Modeling Elasstic Shells Immersed in Fluid
E. Givelberg
TL;DR
The paper develops a practical method to simulate elastic shells immersed in viscous incompressible fluids by extending the immersed boundary method with shell theory derived from differential geometry under the Kirchhoff-Love and plane-stress hypotheses. It provides a complete discretization pipeline, including geometry-dependent shell forces and a coupled fluid–shell time-stepping scheme, and demonstrates convergence on a basilar-membrane–like model. A key result is the observation of a traveling wave from base to apex in response to an external fluid impulse, aligning with cochlear mechanics. This work lays the groundwork for three-dimensional cochlear simulations and other fluid–shell interaction problems, albeit with high computational demands for full-scale models.
Abstract
We describe a numerical method to simulate an elastic shell immersed in a viscous incompressible fluid. The method is developed as an extension of the immersed boundary method using shell equations based on the Kirchhoff-Love and the planar stress hypotheses. A detailed derivation of the shell equations used in the numerical method is presented. This derivation as well as the numerical method, use techniques of differential geometry in an essential way. Our main motivation for the development of this method is its use in the construction of a comprehensive three-dimensional computational model of the cochlea (the inner ear).
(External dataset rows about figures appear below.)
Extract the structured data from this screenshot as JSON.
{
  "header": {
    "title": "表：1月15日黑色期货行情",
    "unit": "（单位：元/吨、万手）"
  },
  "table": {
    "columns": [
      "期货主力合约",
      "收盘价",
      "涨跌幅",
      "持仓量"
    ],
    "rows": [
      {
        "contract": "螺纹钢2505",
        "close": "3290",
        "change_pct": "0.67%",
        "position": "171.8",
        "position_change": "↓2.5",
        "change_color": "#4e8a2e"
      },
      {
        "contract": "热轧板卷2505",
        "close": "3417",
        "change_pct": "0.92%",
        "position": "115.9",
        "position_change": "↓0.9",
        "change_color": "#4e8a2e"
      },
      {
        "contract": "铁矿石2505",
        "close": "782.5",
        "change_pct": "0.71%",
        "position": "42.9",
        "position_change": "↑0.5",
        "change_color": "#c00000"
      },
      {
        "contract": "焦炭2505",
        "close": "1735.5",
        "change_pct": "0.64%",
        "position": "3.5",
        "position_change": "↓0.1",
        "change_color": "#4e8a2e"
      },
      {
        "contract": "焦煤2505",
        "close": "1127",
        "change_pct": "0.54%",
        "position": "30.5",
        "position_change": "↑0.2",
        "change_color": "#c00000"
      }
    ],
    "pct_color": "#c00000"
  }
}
The central object of study within the cochlea is the ``basilar membrane'', which is immersed in fluid and whose elastic properties rather resemble those of a shell. We apply the method to a specific example, which is a prototype of a piece of the basilar membrane and study the convergence of the method in this case. Some typical features of cochlear mechanics are already captured in this simple model. In particular, numerical experiments have shown a traveling wave propagating from the base to the apex of the model shell in response to external excitation in the fluid.